Carlsen Highway
Well-known
I rarely like to make sweeping generalisations, except about young pakeha's.😀
`There is definately a trend towards younger people assumming they have every right to anything, in fact whatever their whim of the moment might be. '
the kind of sweeping generalization we get far too much of from a certain generation in this country😎
I don't photograph homeless people if they are aware that I am photographing them.
... There is definately a trend towards younger people assumming they have every right to anything, in fact whatever their whim of the moment might be.
There is a huge trend as well in middle aged people believing laws are made for your safety and well being. A trend of giving into to the fear of media and believing television is reality. Lastly a trend of being superior. A young mind is an instinctive mind. It does what feels natural. An old mind has its own set of rules.
My son is sixteen months old. He just recently started his first swimming lessons. On the day of his first class, I brought my camera along to photograph him and my wife in the pool. I figured this was a momentous event that I would really like to record. Before I could shoot a single frame, the lifeguard informed me that photography was forbidden in the pool area. I do understand why this rule is in place. But I was deeply saddened by the whole situation.
Has anyone here shot people at a funeral?
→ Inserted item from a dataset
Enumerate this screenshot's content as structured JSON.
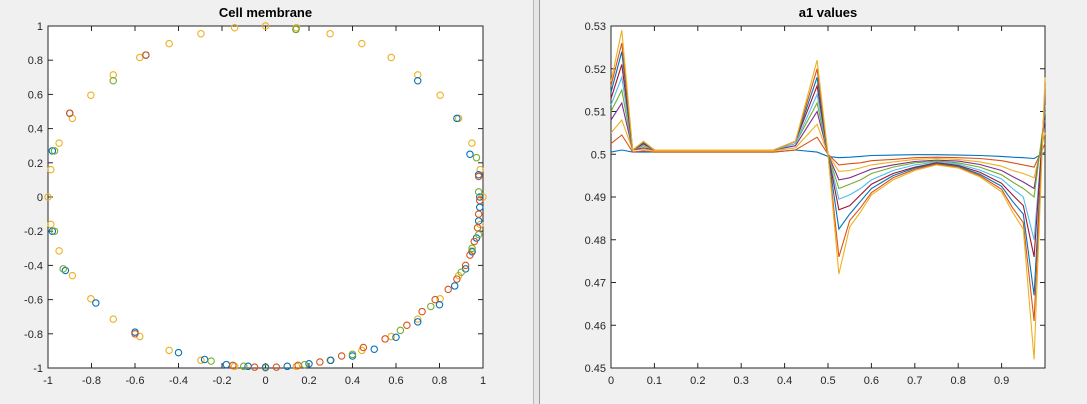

I couldn't bring myself to have a camera around during such woeful occasions. Or should I just grow a pair?
i shoot homeless people. nice folk most of 'em.
Has anyone here shot people at a funeral? I couldn't bring myself to have a camera around during such woeful occasions. Or should I just grow a pair?
"Photography is not cute cats, nor nudes, motherhood or arrangements of manufactured products. Under no circumstances it is anything ever anywhere near a beach." Walker Evans
Does anyone agree with this? Maybe he forgot to add something...?
I have photographed a number of "homeless" people. I do some street shooting. But I cannot remember a case of photographing a homeless person until we talked a while and I knew their name. I would say the percentage of really nice interesting folks vs. ordinary ones vs. the *ssholes is the same among the homeless as the overall general population.
Here is one from Memphis, while visiting with Blake Billings a/k/a "Memphis". I saw this woman sitting on the shelter steps while driving by and went around the block to park and go meet her. While walking the half block to the shelter, I met Steven in his wheelchair with his dog Queen. We talked and I photographed them. Then, I asked Steven if he knew the lady on the steps. When he told me that he and Janet were friends, I asked him to introduce us. This photo of Steven, Queen and Janet was my favorite.